High thermoelectric performance in p-type polycrystalline Cd-doped SnSe achieved by a combination of cation vacancies and localized lattice engineering

Herein, a high figure of merit (ZT) of approximate to 1.7 at 823 K is reported in p-type polycrystalline Cd-doped SnSe by combining cation vacancies and localized-lattice engineering. It is observed that the introduction of Cd atoms in SnSe lattice induce Sn vacancies, which act as p-type dopants. A combination of facile solvothermal synthesis and fast spark plasma sintering technique boosts the Sn vacancy to a high level of approximate to 2.9%, which results in an optimum hole concentration of approximate to 2.6 x 10(19) cm(-3) and an improved power factor of approximate to 6.9 mu W cm(-1) K-2. Simultaneously, a low thermal conductivity of approximate to 0.33 W m(-1) K-1 is achieved by effective phonon scattering at localized crystal imperfections, as observed by detailed structural characterizations.
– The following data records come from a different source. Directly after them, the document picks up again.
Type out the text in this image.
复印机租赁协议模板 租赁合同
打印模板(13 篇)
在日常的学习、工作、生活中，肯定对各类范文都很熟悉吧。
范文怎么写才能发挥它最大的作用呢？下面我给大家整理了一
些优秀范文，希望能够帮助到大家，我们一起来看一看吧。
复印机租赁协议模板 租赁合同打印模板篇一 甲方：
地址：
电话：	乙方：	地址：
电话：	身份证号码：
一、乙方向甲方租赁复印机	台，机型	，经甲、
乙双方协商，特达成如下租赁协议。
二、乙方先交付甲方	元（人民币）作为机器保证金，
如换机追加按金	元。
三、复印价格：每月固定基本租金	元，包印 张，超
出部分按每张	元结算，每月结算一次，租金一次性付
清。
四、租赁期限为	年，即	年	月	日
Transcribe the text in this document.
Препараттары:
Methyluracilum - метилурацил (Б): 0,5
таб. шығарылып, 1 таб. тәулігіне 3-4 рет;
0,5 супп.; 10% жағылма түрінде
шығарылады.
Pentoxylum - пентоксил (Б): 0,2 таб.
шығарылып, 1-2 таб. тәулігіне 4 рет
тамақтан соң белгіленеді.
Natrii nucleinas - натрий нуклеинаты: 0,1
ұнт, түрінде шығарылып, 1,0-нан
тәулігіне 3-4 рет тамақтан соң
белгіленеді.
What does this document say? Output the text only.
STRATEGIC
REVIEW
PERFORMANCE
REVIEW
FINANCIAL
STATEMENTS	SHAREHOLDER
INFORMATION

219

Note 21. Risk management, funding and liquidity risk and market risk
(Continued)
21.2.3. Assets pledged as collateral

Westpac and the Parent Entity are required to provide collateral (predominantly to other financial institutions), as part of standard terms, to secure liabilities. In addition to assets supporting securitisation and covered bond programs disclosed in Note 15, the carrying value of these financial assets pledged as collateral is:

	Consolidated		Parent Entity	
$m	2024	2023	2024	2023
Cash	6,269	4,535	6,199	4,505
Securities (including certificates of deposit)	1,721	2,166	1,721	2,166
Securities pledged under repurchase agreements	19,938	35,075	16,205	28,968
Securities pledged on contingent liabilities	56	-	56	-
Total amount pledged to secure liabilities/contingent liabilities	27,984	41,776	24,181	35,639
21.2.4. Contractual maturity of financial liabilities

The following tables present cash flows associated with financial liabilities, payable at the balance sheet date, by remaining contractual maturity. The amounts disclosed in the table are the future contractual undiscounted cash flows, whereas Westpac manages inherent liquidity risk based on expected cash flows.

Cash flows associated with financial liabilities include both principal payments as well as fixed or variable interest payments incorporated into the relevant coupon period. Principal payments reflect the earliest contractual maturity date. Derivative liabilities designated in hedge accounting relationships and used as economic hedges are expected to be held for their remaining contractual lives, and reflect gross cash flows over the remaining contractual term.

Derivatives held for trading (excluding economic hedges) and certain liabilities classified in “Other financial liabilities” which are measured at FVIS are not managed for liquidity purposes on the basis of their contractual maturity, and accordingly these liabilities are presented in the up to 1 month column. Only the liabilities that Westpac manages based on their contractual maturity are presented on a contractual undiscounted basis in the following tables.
Density functional theory calculations reveal that the role of Cd atoms in the SnSe lattice is to reduce the formation energy of Sn vacancies, which in turn lower the Fermi level down into the valence bands, generating holes. This work explores the fundamental Cd-doping mechanisms at the nanoscale in a SnSe matrix and demonstrates vacancy and localized-lattice engineering as an effective approach to boosting thermoelectric performance. The work provides an avenue in achieving high-performance thermoelectric properties of materials.